O representante dos reitores defendeu que Portugal tem um sistema de «financiamento monolítico» para a ciência, gerido por uma única instituição - a Fundação para a Ciência e Tecnologia (FCT) - e assente em «idiossincrasias de uma determinada equipa».

2026

Em entrevista à Lusa, a propósito do primeiro ano à frente do Conselho de Reitores das Universidades Portuguesas (CRUP), o reitor da Universidade do Minho, António Cunha defendeu que o modelo de financiamento da ciência em Portugal «tem de ser repensado» e «alvo de uma discussão a nível nacional».

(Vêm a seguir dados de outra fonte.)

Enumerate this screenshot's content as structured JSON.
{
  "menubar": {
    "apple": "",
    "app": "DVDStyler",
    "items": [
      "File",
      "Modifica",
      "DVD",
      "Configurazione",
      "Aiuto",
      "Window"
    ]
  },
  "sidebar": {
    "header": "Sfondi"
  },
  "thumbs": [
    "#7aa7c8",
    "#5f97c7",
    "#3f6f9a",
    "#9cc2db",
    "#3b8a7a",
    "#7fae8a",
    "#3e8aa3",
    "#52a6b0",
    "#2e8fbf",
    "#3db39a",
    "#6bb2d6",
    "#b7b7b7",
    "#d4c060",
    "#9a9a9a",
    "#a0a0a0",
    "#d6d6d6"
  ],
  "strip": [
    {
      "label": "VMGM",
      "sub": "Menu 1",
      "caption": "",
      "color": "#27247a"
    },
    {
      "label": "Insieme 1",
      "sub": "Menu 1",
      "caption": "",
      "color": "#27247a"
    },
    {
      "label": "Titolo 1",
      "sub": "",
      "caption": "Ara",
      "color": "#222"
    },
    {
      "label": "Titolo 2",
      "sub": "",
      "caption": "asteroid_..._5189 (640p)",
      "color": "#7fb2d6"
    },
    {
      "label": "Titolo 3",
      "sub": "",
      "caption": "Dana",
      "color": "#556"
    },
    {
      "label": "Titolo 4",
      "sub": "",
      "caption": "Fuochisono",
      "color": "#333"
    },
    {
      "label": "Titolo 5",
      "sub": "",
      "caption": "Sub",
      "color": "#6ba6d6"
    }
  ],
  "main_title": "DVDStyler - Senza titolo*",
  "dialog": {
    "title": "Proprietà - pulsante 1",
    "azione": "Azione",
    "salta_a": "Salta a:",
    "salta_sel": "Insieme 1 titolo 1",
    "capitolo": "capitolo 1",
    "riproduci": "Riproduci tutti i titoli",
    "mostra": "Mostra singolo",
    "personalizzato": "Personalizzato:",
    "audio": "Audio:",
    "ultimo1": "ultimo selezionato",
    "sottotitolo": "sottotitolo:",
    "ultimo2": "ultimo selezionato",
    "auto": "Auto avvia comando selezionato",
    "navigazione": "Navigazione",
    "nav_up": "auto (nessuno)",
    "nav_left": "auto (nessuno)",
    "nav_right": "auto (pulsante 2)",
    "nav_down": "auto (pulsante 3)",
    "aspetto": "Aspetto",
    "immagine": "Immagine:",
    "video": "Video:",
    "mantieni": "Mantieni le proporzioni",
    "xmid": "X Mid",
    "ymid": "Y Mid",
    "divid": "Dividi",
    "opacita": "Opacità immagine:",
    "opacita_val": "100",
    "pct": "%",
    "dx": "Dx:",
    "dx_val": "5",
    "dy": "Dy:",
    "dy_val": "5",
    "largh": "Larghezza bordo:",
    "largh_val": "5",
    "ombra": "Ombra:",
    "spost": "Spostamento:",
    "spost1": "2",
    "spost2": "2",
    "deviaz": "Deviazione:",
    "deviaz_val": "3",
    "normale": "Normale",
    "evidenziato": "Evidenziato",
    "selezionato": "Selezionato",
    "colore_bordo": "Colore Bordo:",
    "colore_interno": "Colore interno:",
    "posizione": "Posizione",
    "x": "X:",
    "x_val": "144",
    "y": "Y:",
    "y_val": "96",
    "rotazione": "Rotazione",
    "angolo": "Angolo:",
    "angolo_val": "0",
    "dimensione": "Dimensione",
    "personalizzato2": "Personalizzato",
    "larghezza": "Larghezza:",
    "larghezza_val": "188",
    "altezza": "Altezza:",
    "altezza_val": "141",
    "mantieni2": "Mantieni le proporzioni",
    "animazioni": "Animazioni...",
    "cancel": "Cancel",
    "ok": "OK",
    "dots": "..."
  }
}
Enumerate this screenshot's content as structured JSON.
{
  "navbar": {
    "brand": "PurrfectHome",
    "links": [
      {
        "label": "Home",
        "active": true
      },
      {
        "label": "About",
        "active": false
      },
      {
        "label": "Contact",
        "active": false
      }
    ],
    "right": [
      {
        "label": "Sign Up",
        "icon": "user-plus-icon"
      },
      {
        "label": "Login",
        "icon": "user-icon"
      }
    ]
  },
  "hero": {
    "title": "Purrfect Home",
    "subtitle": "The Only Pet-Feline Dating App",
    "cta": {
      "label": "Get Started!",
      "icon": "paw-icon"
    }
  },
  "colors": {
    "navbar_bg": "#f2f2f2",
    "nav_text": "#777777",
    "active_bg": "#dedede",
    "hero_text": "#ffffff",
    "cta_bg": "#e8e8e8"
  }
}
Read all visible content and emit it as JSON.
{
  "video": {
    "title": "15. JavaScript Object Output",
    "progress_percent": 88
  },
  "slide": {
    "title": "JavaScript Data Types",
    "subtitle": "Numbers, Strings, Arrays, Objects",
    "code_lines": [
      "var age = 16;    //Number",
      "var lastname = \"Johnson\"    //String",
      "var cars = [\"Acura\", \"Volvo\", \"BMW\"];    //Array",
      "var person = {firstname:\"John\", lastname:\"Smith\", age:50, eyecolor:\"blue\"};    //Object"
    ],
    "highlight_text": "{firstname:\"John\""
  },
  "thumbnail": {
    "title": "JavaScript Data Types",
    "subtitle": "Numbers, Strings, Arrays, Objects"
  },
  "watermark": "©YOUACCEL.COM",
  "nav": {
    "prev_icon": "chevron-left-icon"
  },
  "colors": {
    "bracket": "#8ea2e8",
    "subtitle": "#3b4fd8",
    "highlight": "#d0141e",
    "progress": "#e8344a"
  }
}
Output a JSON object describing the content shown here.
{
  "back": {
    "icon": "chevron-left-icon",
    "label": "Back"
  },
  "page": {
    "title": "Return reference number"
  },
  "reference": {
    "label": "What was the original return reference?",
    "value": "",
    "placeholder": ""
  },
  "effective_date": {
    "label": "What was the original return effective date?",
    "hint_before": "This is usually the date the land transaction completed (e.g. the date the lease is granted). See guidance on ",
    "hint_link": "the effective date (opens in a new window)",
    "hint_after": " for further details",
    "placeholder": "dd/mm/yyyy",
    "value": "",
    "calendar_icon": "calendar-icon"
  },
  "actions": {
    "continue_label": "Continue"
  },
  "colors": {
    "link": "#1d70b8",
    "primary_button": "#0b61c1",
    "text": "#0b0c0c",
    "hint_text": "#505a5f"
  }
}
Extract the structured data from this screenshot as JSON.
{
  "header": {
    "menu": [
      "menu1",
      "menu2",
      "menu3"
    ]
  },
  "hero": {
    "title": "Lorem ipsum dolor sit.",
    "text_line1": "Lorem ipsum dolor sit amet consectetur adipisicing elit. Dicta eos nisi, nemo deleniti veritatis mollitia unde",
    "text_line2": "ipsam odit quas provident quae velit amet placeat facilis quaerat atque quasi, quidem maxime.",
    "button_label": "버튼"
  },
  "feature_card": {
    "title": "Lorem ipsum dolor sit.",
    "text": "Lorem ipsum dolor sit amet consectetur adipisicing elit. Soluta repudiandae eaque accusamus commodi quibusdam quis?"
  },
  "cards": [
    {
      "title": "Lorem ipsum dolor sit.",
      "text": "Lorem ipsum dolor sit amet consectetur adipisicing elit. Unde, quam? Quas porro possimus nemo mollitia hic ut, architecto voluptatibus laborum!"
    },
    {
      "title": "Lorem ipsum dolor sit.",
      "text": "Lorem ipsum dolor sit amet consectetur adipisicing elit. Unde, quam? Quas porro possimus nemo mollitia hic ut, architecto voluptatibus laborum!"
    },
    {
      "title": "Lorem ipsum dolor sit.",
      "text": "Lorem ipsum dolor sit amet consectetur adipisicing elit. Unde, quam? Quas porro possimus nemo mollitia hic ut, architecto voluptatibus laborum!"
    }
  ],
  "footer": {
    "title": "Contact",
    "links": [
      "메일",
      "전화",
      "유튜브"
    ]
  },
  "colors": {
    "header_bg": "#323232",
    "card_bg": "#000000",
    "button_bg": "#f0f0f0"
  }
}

«Em Portugal, a ciência tem um financiamento monolítico do ponto de vista institucional. Praticamente há uma única instituição que financia ciência. Isto não acontece em muitos outros países, onde o financiamento pode ser conseguido através de várias instituições, com políticas próprias. A primeira questão que se deve pensar é se é bom para Portugal. Temos a dimensão que temos, mas é um exercício que deve ser pensado», declarou António Cunha.

O presidente do CRUP, que imediatamente a seguir à sua tomada de posse há um ano, num tom muito crítico deu voz à indignação das universidades pela forma como decorreu o processo de avaliação dos centros de investigação nacionais a cargo da FCT, afirmou que, à semelhança do que aconteceu nesse processo, o financiamento das instituições científicas nacionais baseia-se «em idiossincrasias de uma determinada equipa de gestão que durante algum período gere a instituição».

No que diz respeito à ciência, António Cunha identificou ainda outro aspeto que considera «central» para as universidades portuguesas.

«Não vemos mesmo como possa ser estruturado um sistema científico nacional sem ser a partir das universidades, que é aí que está 80% ou 90% da produção científica, e sem assumir que as universidades são a espinha dorsal desse sistema», defendeu o representante dos reitores portugueses.

António Cunha disse que «não se consegue perceber como é que se faz política científica sem uma articulação entre as entidades gestoras da ciência, a FCT, e as universidades” e que “o que aconteceu, de facto, com a anterior gestão da FCT foi um conflito permanente com as universidades, algo que não faz sentido absolutamente nenhum».

Miguel Seabra demitiu-se em abril da presidência da FCT, debaixo de forte contestação à política científica implementada, com cortes no número de bolsas de doutoramento e pós-doutoramento atribuídas, assim como ao processo de avaliação das unidades científicas.

Sobre a sua liderança, António Cunha disse que Seabra «foi incapaz» de ter uma visão de política pública de ciência e do que «poderia ser o sistema, porque não o conhecia».

O presidente do CRUP criticou ainda a tendência crescente, com paralelo em alguns países europeus, e que preocupa os reitores, de financiar a investigação científica com recurso a fundos comunitários, defendendo que em ciência deve haver uma distinção entre o que são financiamentos de base e financiamento de projetos.

«O país devia ter a capacidade de ter um investimento basal à investigação fundamentalmente feito a partir de fundos próprios e do Orçamento do Estado, que depois sejam complementados com verbas baseadas nos fundos estruturais. O que é preocupante não é o facto de existir um financiamento muito grande com base em fundos estruturais, isso é bom, é preocupante que os fundos estruturais estejam a substituir investimento basal que devia ser suportado pelo Orçamento do Estado», concluiu.